Not Going Even a Bit Postal
After a Crushing Delivery
Cram it in the mailbox. Doesn’t fit? Doesn’t matter. The mail must be delivered. If it gets in the box, that counts as delivered, even though cramming is damaging.
I have a precious (albeit cracked and mended) cup that was wedged in a too-tight mailbox. I’ve pried packages from mailboxes. Recently, a flat package with a hard surface was folded and then pushed into the mailbox. At least the letter carrier didn’t do a complete fold and was satisfied with a bend, so the gift doesn’t have a hard crease all down the middle.
The hard crease is only the top inch of the mat of the original watercolor painting I received. I glanced at the painting for only a moment, and then I focused on the crease. Then I focused on the slight bowed shape of the painting.
The mail carrier is busy, busy. She has a schedule to meet. I’m in a Facebook group for the development where I live, so I know far too many people received damaged mail. I suppose I should be grateful that the gift even arrived at my address. I am, but I’m not grateful for the damage.
I flashed on writing a nasty note to the carrier. I imagined taking a photo of the painting with its bowed shape and crease at the top.

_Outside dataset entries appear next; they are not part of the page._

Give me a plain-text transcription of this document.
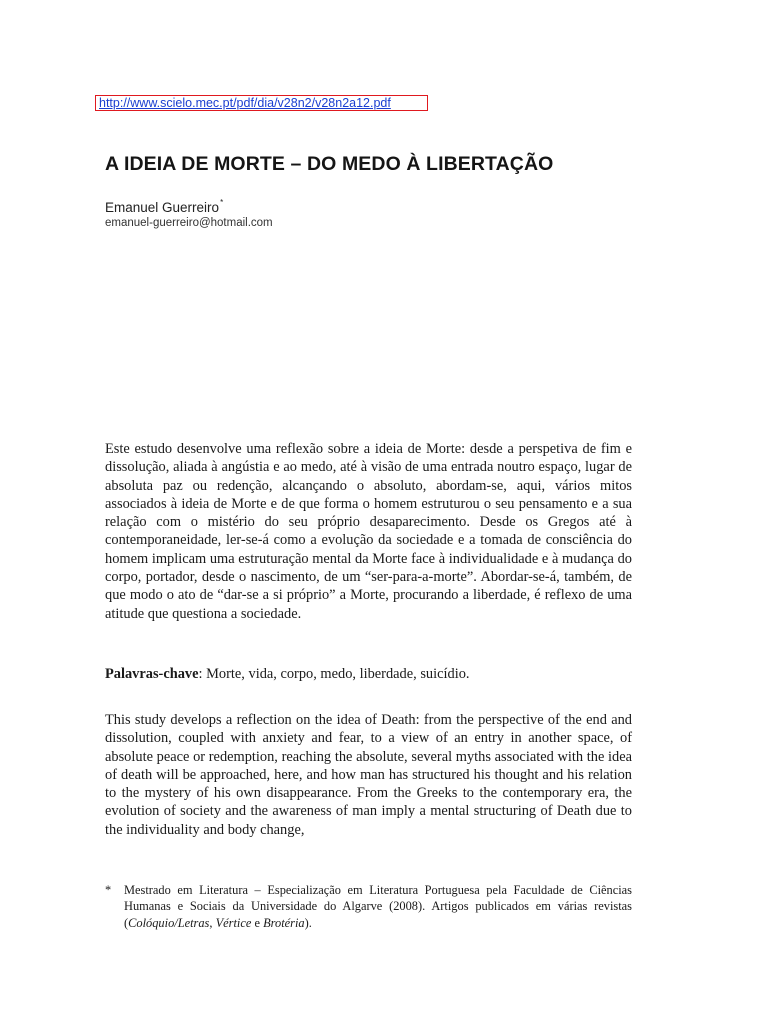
http://www.scielo.mec.pt/pdf/dia/v28n2/v28n2a12.pdf
A IDEIA DE MORTE – DO MEDO À LIBERTAÇÃO
Emanuel Guerreiro*
emanuel-guerreiro@hotmail.com

Este estudo desenvolve uma reflexão sobre a ideia de Morte: desde a perspetiva de fim e dissolução, aliada à angústia e ao medo, até à visão de uma entrada noutro espaço, lugar de absoluta paz ou redenção, alcançando o absoluto, abordam-se, aqui, vários mitos associados à ideia de Morte e de que forma o homem estruturou o seu pensamento e a sua relação com o mistério do seu próprio desaparecimento. Desde os Gregos até à contemporaneidade, ler-se-á como a evolução da sociedade e a tomada de consciência do homem implicam uma estruturação mental da Morte face à individualidade e à mudança do corpo, portador, desde o nascimento, de um “ser-para-a-morte”. Abordar-se-á, também, de que modo o ato de “dar-se a si próprio” a Morte, procurando a liberdade, é reflexo de uma atitude que questiona a sociedade.

Palavras-chave: Morte, vida, corpo, medo, liberdade, suicídio.

This study develops a reflection on the idea of Death: from the perspective of the end and dissolution, coupled with anxiety and fear, to a view of an entry in another space, of absolute peace or redemption, reaching the absolute, several myths associated with the idea of death will be approached, here, and how man has structured his thought and his relation to the mystery of his own disappearance. From the Greeks to the contemporary era, the evolution of society and the awareness of man imply a mental structuring of Death due to the individuality and body change,

* Mestrado em Literatura – Especialização em Literatura Portuguesa pela Faculdade de Ciências Humanas e Sociais da Universidade do Algarve (2008). Artigos publicados em várias revistas (Colóquio/Letras, Vértice e Brotéria).
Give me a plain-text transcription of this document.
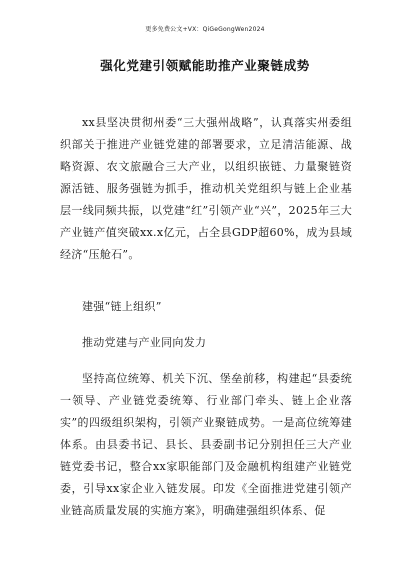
更多免费公文+VX：QiGeGongWen2024
强化党建引领赋能助推产业聚链成势

xx县坚决贯彻州委“三大强州战略”，认真落实州委组织部关于推进产业链党建的部署要求，立足清洁能源、战略资源、农文旅融合三大产业，以组织嵌链、力量聚链资源活链、服务强链为抓手，推动机关党组织与链上企业基层一线同频共振，以党建“红”引领产业“兴”，2025年三大产业链产值突破xx.x亿元，占全县GDP超60%，成为县域经济“压舱石”。

建强“链上组织”

推动党建与产业同向发力

坚持高位统筹、机关下沉、堡垒前移，构建起“县委统一领导、产业链党委统筹、行业部门牵头、链上企业落实”的四级组织架构，引领产业聚链成势。一是高位统筹建体系。由县委书记、县长、县委副书记分别担任三大产业链党委书记，整合xx家职能部门及金融机构组建产业链党委，引导xx家企业入链发展。印发《全面推进党建引领产业链高质量发展的实施方案》，明确建强组织体系、促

I would print the photo, add a not-so-nice note, and place it in the mailbox with the flag up. I also would post that photo on my social media group and sit back and wait for multiple angry notifications as others shared their own mail woes. We could have a collective bitchfest/mini-rage about the mail. I also imagined reporting the carrier to the post office and having her reprimanded.
As I devised my small acts of vengeance and savored the fruits of my anger, I also imagined describing the painting rather than taking a photo. I then realized that I was so invested in being angry that I didn’t really know what the painting looked like.
That stopped me short. My energy was so caught up in anger, spreading the negativity, and contemplating acts of vengeance that I didn’t even know the basics of the painting that had only minimal damage.
I stopped complaining and looked at the painting. The multicolored flowers greet a swallowtail butterfly hovering above them. Looking closer, I realized that it isn’t exactly a swallowtail, but it has similarities. It has deep blue in several shades, so I know my gift giver paid attention when she was here. She noticed the blue throughout my house and knows it’s a color I love. She also noticed that the color isn’t overwhelming. The blue in the painting is subtle—it is only a part of the painting, just like blue is only a part of what could loosely be called the “décor” in my house. The flowers are masses of colors and shapes, just like my flowerbeds.
I spent so much energy thinking about how I would wreak vengeance and express my anger at the mail carrier, that I missed the painting. I missed the colors. I missed the attention. I missed the details.
Anger does that. It obscures most of what is happening with the red film that covers one’s eyes. It isn’t an attractive film. It’s less attractive when the film obscures reason and one then acts on the anger.
I’m relieved that I didn’t vent and complain on social media. I didn’t take photos and leave a nasty note for the letter carrier. Instead, I looked at the painting and focused on what matters to me. I focused on what kind of response I want to make in my life to things that bother me. I focused on the beauty of the painting. Does it have a flaw? Yes, but the flaw is in the mat, not the art. Will I cover the flaw when I frame it and hang it? No, I won’t. It is a good reminder to skip anger and go to what matters in my life: art, beauty, gratitude.